Pada bulan November 2017 Banser membubarkan pengajian aktivis HTI Felix Siauw di Bangil, Jatim. Felix Siauw kembali menjadi sasaran aksi Banser ketika akan menjadi penceramah di masjid Balaikota DKI Jakarta, Juni 2019.
Ustad berjuta umat Abdul Somad juga menjadi sasaran cekal Banser. Pada bulan Agustus 2018, ribuan anggota Banser di Jepara, Jateng menggelar apel menolak kedatangannya.
Da’i muda Hanan Attaki juga pernah menjadi korban aksi Banser. Di Tegal, Jateng pengajian ustad yang dikenal dengan gerakan Pemuda Hijrah dibubarkan.
Aksi Banser ini mendapat banyak kecaman, termasuk dari kalangan internal NU. Pengurus Cabang Istimewa Nahdlatul Ulama (PCINU) Amerika Serikat Akhmad Sahal meminta agar GP Ansor tidak semena-mena.
Menjelang Pilkada DKI 2017 Banser juga berdiri berhadap-hadapan dengan kelompok umat Islam yang menentang Gubernur DKI Basuki Tjahja Purnama (Ahok).
Ketua GP Ansor Yaqut Cholil Qoumas malah memberi gelar “Sunan” kepada Ahok. Atas keberhasilannya mengubah kawasan lokalisasi pelacuran Kalijodo, Yaqult menyebut Ahok pantas mendapat gelar sebagai Sunan Kalijodo. Nama ini mirip dengan nama salah satu tokoh penyebar Islam di Indonesia, Sunan Kalijaga.
Pada Pilpres 2019 Banser yang selalu menyerukan “NKRI Harga Mati” menjadi salah satu pendukung garis keras pasangan Jokowi-Ma’ruf. Pada aksi protes kecurangan pilpres di depan Gedung Bawaslu 21-22 Mei, Yaqut mengklaim siap mengerahkan 5 juta anggota Banser membantu aparat keamanan.
Sering berseberangan dengan kelompok Islam, Banser justru memiliki reputasi lebih dekat dengan umat beragama lain.
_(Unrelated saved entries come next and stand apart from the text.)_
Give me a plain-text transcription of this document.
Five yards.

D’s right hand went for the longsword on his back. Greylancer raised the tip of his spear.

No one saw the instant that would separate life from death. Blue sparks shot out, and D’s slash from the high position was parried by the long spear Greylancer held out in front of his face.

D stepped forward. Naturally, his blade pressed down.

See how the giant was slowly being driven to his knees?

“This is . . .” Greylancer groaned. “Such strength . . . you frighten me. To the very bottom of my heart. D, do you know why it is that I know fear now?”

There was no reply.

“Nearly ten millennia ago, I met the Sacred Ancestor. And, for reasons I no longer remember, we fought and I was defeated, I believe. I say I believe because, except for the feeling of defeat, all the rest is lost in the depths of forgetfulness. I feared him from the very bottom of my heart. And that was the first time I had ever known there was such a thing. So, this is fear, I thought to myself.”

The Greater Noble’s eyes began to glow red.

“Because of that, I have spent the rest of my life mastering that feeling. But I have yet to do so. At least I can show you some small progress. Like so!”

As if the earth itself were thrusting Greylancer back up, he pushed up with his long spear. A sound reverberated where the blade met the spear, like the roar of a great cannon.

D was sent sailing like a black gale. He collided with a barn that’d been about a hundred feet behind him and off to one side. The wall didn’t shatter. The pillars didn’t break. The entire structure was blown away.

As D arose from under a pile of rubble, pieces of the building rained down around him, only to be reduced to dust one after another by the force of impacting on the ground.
Mereka selalu hadir “mengamankan” gereja pada hari Natal dan peringatan-peringatan keagamaan agama lainnya.
Tak heran bila Gubernur Papua Lukas Enembe menyampaikan protes keras kepada Gubernur Jatim Khofifah. Sebagai tokoh Muslimat NU mengapa dia tak mengerahkan Banser menjaga asrama mahasiswa Papua?
(Adu domba)
Dengan track record semacam itu, menjadi tanda tanya besar mengapa orang Papua justru minta Banser dibubarkan. Apalagi bila dikaitkan dengan fakta bahwa nama Papua justru dikembalikan pada masa Presiden Gus Dur, tokoh besar NU.
Sebelumnya pulau di ujung Timur Indonesia oleh pemerintah Orde Baru diberi itu nama Irian Jaya. Diubah dari nama sebelumnya Irian Barat.
Kalau mau dicari-cari, satu-satunya penjelasan yang rada masuk akal mengapa rakyat Papua meminta Banser dibubarkan, barangkali adalah sikap mereka yang sering mengklaim dan meneriakkan yel-yel : Pancasila! NKRI Harga Mati! Sementara sebagian orang Papua ingin memisahkan diri dari Indonesia.
Soal ini tampaknya harus dibikin terang. Apakah ada kaitannya Banser dengan aksi rasisme di Jatim. Mengingat Jatim adalah basis terbesar Banser.